Por quitarles derechos laborales a los jóvenes, ayer una casi unanimidad de las bancadas reunidas en el Congreso optó por derogar la ‘ley pulpín’. Importó poco que, en la práctica, el 82,4% de los jóvenes en edad de ser afectados por el régimen de la norma trabaje en la informalidad y no tenga, por tanto, ninguna clase de derecho laboral. Importó poco, esto es, cuando se fueron sumando las marchas y, uno a uno, se fueron volteando los partidos y los políticos que en un primer momento la habían apoyado entusiastamente fuera del Congreso y dentro de él.
Resultó ser la nieve lo que había hecho que el señor Pedro Pablo Kuczynski no solo apoyase en un inicio la norma, sino que incluso pidiese que se ampliase el rango de edad al que se aplicaría.

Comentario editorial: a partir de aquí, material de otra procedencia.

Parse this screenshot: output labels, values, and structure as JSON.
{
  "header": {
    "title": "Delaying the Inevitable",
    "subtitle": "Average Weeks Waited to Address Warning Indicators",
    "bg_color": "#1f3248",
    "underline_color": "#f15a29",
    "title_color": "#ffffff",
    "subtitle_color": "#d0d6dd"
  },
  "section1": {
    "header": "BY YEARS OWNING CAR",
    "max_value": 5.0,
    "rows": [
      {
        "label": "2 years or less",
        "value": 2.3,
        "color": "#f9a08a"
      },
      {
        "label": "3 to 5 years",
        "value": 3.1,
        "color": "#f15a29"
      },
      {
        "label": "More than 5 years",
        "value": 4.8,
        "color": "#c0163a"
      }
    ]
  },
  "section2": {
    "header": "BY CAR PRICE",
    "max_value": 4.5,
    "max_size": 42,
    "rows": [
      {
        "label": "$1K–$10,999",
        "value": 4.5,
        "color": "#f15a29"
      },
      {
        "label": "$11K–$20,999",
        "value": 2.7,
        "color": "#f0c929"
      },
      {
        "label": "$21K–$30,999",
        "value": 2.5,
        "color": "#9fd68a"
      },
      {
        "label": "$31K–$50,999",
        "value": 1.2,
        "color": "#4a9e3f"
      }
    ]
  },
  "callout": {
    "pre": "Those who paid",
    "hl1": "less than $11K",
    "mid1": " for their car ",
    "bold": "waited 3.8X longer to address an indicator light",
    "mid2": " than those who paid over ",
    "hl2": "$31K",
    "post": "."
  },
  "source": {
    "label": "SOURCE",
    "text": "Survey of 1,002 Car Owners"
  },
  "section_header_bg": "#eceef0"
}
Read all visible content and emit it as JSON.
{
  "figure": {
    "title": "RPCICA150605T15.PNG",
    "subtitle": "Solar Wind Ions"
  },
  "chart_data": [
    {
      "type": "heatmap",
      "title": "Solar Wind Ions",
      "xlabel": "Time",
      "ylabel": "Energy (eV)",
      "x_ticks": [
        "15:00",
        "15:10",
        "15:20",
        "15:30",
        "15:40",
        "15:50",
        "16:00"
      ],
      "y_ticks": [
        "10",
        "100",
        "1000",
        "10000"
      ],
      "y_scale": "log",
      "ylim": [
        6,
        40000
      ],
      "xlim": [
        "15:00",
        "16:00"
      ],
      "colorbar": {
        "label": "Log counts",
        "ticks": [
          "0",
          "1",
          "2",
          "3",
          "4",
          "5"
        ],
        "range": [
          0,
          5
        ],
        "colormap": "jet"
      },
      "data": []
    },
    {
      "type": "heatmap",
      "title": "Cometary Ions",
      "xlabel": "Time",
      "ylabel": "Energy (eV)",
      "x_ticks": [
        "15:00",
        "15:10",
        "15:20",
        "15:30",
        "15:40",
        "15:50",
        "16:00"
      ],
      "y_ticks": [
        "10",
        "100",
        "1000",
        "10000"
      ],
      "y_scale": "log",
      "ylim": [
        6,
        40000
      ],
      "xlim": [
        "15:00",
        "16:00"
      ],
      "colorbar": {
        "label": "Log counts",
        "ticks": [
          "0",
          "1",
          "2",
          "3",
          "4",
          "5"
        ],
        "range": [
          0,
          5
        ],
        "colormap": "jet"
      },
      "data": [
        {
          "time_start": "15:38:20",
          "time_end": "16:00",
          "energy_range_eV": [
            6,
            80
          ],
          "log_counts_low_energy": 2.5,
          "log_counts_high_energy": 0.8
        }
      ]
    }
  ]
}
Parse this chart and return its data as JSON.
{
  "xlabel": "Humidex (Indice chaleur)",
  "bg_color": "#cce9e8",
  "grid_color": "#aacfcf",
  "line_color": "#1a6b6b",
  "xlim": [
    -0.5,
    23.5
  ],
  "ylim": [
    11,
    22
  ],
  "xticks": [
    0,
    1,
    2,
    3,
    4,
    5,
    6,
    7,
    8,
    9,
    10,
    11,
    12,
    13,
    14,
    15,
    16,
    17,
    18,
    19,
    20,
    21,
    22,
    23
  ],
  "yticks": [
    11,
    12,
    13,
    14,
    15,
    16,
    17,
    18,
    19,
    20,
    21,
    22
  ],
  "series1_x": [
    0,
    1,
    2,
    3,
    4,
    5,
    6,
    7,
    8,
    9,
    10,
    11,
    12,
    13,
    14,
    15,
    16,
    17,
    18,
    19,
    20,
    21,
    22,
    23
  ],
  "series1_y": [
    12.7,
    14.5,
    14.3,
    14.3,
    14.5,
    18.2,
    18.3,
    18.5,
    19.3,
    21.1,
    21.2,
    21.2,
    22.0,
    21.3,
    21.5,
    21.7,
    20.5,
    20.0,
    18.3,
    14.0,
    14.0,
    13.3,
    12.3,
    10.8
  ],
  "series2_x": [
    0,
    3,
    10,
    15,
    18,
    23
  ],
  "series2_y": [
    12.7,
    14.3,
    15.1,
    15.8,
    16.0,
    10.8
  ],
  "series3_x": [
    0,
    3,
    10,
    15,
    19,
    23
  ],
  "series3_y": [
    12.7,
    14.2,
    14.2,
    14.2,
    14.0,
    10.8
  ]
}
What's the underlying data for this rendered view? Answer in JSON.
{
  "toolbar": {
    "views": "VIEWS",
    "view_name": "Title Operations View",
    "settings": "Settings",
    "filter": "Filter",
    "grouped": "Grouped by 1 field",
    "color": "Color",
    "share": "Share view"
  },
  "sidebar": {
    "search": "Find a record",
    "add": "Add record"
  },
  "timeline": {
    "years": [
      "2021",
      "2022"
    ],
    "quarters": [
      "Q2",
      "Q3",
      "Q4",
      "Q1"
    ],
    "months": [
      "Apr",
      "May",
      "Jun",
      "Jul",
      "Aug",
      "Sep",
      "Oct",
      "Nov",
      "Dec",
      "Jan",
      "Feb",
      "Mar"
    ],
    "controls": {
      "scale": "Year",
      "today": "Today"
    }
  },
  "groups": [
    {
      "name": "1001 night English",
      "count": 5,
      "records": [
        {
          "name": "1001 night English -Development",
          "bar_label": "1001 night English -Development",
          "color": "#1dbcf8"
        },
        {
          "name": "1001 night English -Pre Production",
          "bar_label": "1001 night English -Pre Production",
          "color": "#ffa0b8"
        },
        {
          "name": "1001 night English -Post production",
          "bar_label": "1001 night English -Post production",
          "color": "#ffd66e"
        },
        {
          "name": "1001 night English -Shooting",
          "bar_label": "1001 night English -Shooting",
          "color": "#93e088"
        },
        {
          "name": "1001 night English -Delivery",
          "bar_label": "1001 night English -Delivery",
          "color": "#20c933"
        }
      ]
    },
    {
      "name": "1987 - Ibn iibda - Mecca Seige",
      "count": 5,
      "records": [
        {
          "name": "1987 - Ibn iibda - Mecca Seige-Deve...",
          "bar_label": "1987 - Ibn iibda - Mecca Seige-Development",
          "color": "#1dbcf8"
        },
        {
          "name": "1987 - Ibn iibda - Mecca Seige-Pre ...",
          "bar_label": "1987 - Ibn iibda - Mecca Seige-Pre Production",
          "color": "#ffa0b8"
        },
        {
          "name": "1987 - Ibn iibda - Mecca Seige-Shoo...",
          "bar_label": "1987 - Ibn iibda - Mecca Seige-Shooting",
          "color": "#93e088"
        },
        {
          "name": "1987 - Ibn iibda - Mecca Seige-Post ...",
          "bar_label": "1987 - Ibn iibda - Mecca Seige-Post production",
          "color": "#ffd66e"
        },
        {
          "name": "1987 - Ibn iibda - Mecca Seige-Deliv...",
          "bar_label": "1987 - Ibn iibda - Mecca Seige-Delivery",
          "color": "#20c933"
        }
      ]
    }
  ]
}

Y el señor Alan García –que, por solo citar un ejemplo, en su gobierno implementó el contrato administrativo de servicios (CAS), que claramente flexibilizó los derechos laborales para cientos de miles de empleados estatales– empezó a hablar de un gobierno “enemigo de los jóvenes”. Y el señor Alejandro Toledo, quien promulgó durante su gobierno la ley mype, que también redujo los beneficios que tienen los trabajadores que laboran en estas empresas, empezó a rechazar a viva voz la “política del joven barato”. Y Fuerza Popular y Solidaridad Nacional dieron también su giro de 180 grados ni bien empezó a cantar el gallo de las protestas.
Pocas veces se ha visto un espectáculo más evidente de partidos sin espina dorsal. Por mucho que los políticos tiendan al oportunismo acá y en China, tienden también a encontrar necesario el disimularlo. No esta vez.
Desde luego, el gobierno puso lo suyo para que caiga derrotada esta reforma que, aunque insuficiente, significaba un valiente paso en la dirección correcta en el que, sin duda, es uno de los mayores obstáculos que tiene nuestra economía: el que tengamos uno de los 20 regímenes laborales más gravosos del mundo.
La primera metida de pata vino desde el comienzo: no se intentó hacer una campaña en favor de la ley, que la explicase, que pusiese en evidencia la hipocresía de quienes hablan de la “inviolabilidad” de estos derechos cuando de hecho no existen para la mayoría de los peruanos, siendo solo el privilegio de los que trabajan en las empresas de mayor tamaño (en las que suele agotarse el espectro de la formalidad).
Tampoco mejoró la cosa cuando, al comenzar el ruido en las calles, el gobierno optase por patear el asunto para adelante, esperando que simplemente la oposición pasara, en lugar de plantear una efectiva campaña de comunicación que tomase al toro por las astas y al menos lograse dejar sobre la cancha algunas ideas básicas sobre inversión, empleo y productividad.
Finalmente, no fueron de ayuda los a menudo insólitos ataques con los que el presidente y varios ministros polarizaron el clima político, en lugar de buscar tender puentes y generar algún consenso con la oposición. Una innecesaria torpeza que, por lo demás, también ha salido a relucir muchas veces en el trato que el gobierno da a su propia bancada y que, habiendo tenido el costo de ir desmembrando a esta progresivamente, hizo aun más difícil que el presidente pudiese defender esta ley en el Congreso (solo desde el episodio de la elección por imposición desde Palacio de Ana María Solórzano como presidenta del Parlamento hasta la renuncia de Sergio Tejada este domingo, la bancada oficialista ha perdido 13 congresistas).
Así fue como murió esta ley, que iba a hacer menos gravosa la formalidad en un país donde el 68,7% de la población está empleada informalmente y que, sin embargo, fue combatida por atentar contra derechos humanos y servir a la Confiep. Al lado de su cadáver no queda más que la victoria mentirosa de una serie de derechos que permanecerán humanos y universales solo en el papel, para contento y satisfacción de quienes no quieren incomodarse en ver lo que ocurre más allá de él.